L'Atalante (dir. Jean Vigo, 1934 France)
Jim Tudor - Contributing writer
Jean Vigo – filmmaker, tragedy, enigma. Only three films - only one of them a feature - and still, an undisputed marvel in cinema history. François Truffaut adored his work, and made darn sure everyone knew it. Is it true that there'd be no French New Wave without Vigo? One thing's for sure, it would've been a lot less breezy, a lot less intimate.
Vigo died of tuberculosis at 29, and by much speculation, probably knew he would die young. Which makes the way his films so positively embrace life, in all its eccentricities and mundanities, all the more remarkable.

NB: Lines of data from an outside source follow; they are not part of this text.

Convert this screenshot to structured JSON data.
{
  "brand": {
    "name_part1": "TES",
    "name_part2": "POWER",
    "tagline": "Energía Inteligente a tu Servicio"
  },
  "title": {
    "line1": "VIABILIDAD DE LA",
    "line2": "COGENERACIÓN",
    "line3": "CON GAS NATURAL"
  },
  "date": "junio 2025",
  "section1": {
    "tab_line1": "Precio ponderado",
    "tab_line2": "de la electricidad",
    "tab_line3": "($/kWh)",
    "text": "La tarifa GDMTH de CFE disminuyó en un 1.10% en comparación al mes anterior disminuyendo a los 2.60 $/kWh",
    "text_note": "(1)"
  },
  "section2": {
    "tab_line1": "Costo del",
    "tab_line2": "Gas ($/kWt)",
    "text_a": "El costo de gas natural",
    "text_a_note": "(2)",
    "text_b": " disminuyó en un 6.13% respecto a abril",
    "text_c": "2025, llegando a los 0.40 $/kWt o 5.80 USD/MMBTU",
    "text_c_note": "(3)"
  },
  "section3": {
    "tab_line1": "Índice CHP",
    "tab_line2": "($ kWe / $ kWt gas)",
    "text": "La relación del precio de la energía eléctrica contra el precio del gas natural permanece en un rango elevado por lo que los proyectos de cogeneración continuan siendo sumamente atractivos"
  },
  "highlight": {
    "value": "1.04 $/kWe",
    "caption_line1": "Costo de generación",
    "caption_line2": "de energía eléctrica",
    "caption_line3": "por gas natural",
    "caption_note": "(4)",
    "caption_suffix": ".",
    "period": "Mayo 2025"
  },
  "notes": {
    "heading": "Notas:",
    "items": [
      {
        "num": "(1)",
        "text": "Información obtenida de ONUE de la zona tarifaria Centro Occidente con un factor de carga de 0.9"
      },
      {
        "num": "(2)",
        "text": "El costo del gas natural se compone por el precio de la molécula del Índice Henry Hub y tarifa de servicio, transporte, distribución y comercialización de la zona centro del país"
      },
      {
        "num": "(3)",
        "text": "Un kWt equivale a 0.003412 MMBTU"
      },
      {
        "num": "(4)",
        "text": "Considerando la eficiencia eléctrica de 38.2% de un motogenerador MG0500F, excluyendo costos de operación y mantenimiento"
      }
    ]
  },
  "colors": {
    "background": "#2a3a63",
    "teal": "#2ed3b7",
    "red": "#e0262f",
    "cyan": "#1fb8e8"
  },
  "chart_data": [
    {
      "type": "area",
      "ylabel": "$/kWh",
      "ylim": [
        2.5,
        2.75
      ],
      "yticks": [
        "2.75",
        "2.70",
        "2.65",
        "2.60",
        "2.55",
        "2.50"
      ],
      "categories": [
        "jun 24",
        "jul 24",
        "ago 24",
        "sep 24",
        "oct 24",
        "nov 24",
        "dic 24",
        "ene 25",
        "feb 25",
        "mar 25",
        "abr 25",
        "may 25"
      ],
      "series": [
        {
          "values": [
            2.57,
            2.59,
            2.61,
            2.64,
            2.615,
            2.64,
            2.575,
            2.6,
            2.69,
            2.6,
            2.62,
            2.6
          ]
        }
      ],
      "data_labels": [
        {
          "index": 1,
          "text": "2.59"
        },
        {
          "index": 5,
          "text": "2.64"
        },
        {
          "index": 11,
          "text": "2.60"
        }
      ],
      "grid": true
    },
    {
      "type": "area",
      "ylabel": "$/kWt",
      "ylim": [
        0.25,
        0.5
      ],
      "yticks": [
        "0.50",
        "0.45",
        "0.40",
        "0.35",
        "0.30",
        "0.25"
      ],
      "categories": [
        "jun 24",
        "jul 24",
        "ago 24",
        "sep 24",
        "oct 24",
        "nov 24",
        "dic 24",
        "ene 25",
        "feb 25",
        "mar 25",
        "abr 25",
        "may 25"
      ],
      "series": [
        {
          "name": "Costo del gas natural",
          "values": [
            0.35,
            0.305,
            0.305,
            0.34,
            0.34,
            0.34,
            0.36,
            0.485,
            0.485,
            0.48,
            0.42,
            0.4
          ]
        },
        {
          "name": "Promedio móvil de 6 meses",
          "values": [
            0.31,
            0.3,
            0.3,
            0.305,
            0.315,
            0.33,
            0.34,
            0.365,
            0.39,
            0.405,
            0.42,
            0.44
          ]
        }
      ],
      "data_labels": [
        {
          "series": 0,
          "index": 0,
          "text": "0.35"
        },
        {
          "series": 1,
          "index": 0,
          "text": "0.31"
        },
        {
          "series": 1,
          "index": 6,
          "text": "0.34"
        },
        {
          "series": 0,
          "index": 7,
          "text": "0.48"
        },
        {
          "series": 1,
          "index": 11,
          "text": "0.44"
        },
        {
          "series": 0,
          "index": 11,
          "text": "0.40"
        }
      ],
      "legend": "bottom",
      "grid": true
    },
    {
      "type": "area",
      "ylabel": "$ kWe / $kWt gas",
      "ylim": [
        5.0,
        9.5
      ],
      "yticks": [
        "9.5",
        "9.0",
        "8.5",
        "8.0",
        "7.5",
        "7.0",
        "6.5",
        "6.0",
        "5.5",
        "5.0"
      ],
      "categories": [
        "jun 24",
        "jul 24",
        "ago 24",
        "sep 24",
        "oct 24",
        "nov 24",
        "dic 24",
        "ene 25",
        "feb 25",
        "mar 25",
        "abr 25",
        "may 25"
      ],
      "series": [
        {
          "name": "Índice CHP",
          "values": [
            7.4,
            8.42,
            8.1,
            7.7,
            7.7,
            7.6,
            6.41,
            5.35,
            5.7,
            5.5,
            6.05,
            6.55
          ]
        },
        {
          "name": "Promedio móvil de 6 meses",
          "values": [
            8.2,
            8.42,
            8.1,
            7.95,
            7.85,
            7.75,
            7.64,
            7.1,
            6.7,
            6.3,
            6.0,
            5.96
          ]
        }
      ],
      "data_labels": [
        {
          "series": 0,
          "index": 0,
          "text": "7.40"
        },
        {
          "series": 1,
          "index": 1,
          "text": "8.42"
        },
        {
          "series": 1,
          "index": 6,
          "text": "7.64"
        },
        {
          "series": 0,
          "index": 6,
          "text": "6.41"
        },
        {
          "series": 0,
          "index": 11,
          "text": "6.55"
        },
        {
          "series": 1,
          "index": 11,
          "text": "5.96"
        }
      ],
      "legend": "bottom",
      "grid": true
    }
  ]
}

In L'Atalante, a headstrong French village girl, Juliette (Dita Parlo, wonderful), marries a ship captain (Jean Dasté), immediately setting off on his vessel (the L'Atalante) for her first trip to Paris. The subsequent journey is so full of filmmaking spark and charm that you barely notice that most of the film is confined to the ship. More accurately, Juliette is confined when her husband becomes jealous of her flirtatious nature. Eventually, defiantly, she hits Paris, and he becomes despondent, seeing her magical image underwater. They share a scene of bold 1934 French movie eroticism while separated before finally reuniting.
Sweet, unconventional, and perhaps indebted to Murnau's Sunrise, the film is a pre-Citizen Kane world cinema masterpiece-come-lately, as fast and loose as the New Wave it would inspire 25+ years later, but controlled and precise all the same. Vigo's camera placement is far ahead of its time, even if his point-of-view/screen direction matching is suspect and wonky some of the time. But then again, montage and untethered creativity in visuals are the name of the game.
Like Sunrise, it's fair to call L'Atalante one of the first great “date movies”, a satisfying enigma in itself.